BLACKWATER USA | DAILY BRIEF

Coming Up This Week

  • Belarus voted in parliamentary and local elections yesterday, but that's hardly news since an opposition boycott already determined the outcome in favor of candidates allied with Pres. Lukashenko.
  • WTO trade ministers meet this week in Abu Dhabi, and G20 finance ministers and central bankers are also meeting this week.
  • Israel votes in local elections tomorrow, and Iran will hold parliamentary elections Friday.

Commodity Prices

  • Aluminum: $2,198/ton
  • Antimony (ingot min. 99.65% fob China): $13,550/ton
  • Cobalt: $28,550/ton
  • Copper: $8,585/ton
  • Gold: $2,032/toz
  • Lead: $2,088/ton
  • Natural Gas (Nymex): $1.68/MMbtu - this is down 38% over the past month, and the cheapest (adjusted for inflation) since gas started trading on Nymex in 1990; drivers include an unusually warm winter and booming U.S. output
  • WTI Crude Oil (Nymex): $76.08/barrel
  • Zinc: $2,387/ton

Gaza

  • Hamas and Israel are reportedly close to a hostage release / ceasefire deal again, and PM Netanyahu acknowledged that Israel could delay its ground offensive in Rafah - previously slated to start Mar. 10 - to allow time for negotiations to unfold.
  • The terms of the current deal seemingly call for Hamas to release around 40 hostages in exchange for a six-week ceasefire and the release of several hundred Palestinian prisoners in Israeli jails.

Ukraine

  • Pres.
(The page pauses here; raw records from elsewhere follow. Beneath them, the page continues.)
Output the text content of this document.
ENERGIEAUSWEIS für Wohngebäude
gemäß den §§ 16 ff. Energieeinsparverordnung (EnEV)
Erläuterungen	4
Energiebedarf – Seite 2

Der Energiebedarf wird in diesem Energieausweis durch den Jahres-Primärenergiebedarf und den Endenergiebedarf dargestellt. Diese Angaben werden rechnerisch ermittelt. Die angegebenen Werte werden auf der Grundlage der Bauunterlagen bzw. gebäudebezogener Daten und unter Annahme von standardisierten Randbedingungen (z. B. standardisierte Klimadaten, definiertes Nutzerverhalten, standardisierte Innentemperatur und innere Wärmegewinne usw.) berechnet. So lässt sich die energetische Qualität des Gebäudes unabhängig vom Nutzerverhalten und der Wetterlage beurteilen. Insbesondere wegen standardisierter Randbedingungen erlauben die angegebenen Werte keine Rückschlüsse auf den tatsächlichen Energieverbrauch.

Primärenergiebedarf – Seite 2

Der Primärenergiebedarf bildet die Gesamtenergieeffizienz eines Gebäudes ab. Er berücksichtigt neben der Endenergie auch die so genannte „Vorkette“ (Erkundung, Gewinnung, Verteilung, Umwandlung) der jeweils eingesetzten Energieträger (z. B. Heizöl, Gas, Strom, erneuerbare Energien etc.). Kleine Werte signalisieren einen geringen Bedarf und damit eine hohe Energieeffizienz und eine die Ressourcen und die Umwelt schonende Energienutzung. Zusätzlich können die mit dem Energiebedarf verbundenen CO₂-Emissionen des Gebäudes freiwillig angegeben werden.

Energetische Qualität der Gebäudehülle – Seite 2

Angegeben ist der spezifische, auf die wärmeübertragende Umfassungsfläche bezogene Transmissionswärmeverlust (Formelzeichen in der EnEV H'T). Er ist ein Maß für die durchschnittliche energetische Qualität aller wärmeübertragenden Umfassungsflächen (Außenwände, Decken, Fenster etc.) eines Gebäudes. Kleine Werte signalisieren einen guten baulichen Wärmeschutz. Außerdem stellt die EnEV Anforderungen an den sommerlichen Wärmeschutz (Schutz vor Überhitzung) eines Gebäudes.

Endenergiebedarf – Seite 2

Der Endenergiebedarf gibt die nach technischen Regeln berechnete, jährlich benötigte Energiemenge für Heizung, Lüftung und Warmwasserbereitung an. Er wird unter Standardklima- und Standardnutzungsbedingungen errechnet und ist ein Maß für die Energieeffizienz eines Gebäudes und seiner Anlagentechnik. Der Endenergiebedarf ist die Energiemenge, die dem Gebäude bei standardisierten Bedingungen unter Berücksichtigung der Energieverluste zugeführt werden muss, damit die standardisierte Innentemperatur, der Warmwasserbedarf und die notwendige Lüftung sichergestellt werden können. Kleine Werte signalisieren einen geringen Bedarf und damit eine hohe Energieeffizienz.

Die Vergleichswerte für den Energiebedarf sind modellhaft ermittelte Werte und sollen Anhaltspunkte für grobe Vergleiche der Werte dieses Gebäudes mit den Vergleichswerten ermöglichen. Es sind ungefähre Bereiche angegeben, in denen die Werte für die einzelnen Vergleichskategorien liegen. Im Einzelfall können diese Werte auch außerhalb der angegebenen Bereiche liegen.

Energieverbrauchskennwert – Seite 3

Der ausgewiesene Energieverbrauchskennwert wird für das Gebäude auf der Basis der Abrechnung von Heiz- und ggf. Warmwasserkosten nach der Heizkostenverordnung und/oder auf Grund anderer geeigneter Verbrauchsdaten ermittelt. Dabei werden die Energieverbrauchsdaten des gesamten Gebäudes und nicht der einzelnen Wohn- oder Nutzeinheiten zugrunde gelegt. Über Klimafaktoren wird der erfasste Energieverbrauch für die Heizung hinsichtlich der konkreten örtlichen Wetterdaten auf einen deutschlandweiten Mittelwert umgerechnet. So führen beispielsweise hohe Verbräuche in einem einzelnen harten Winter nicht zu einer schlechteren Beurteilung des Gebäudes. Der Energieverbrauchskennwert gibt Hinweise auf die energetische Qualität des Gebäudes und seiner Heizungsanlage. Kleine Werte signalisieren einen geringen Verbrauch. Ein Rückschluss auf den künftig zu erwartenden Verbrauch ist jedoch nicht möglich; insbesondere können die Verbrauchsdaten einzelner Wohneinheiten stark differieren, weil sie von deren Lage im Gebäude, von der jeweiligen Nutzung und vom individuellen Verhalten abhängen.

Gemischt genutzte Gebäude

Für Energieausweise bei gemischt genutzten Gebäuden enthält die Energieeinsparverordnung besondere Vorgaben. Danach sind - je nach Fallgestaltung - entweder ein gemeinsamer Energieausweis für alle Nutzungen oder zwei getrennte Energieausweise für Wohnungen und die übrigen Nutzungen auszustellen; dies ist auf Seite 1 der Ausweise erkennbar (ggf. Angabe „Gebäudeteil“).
Zelensky said Ukraine lost 31,000 Ukrainian soldiers in the first two years of war.
  • Even though Zelensky's stated purpose in releasing that figure was to counter Russia's far higher tally (60,000), Zelensky's number is likely a drastic undercount and Russia's guess is probably closer to the true figure. U.S. officials think 70,000 Ukrainians have been killed in action to date.
  • To commemorate the second anniversary of the start of the war, the European Commission's president and the Prime Ministers of Italy, Canada, and Belgium traveled to Kyiv to pledge support for Ukraine "financially, economically, militarily, morally. Until the country is finally free."

Russia

  • As expected, the U.S. announced new sanctions over the death of Alexey Navalny and the war in Ukraine. Most of the 93 entities sanctioned on Friday are Russian, but 16 are Turkish, eight are Chinese, and four are Emirati. China criticized the sanctions on its companies.

Yemen

  • Yemen's Houthi rebels targeted the U.S.-flagged M/V Torm Thor oil / chemical tanker in the Gulf of Aden with three kamikaze drones, but U.S. forces intercepted two of them and the third crashed safely into the water.

Afghanistan

  • Following Qatari mediation, the Taliban released Herbert Fritz, an elderly far-right Austrian nationalist who was arrested last year on suspicious of spying while visiting to research an article he then published entitled "Vacations with the Taliban."
  • Fritz's article was intended to show that Afghanistan was safe enough that refugees can be deported back there, and he seemed to maintain that view despite his time in Taliban prison, telling reporters in Doha "I think [his prison ordeal] was bad luck but I want to visit again."

West Africa

  • ECOWAS said it would ease certain sanctions against Guinea and Mali, but it didn't mention the third junta-led country the bloc suspended after its coup: Burkina Faso.
  • All three juntas have announced plans to quit the bloc, but ECOWAS is softening its stance on two of them because it wants to reengage the juntas for talks.

Other News

  • After stalling and deflecting to his parliament for months, Hungary's PM Orban finally gave approval for Sweden to join NATO. In return, he'll receive four more Swedish-made Gripen fighter jets and a promise from Saab to build an AI research center in Hungary.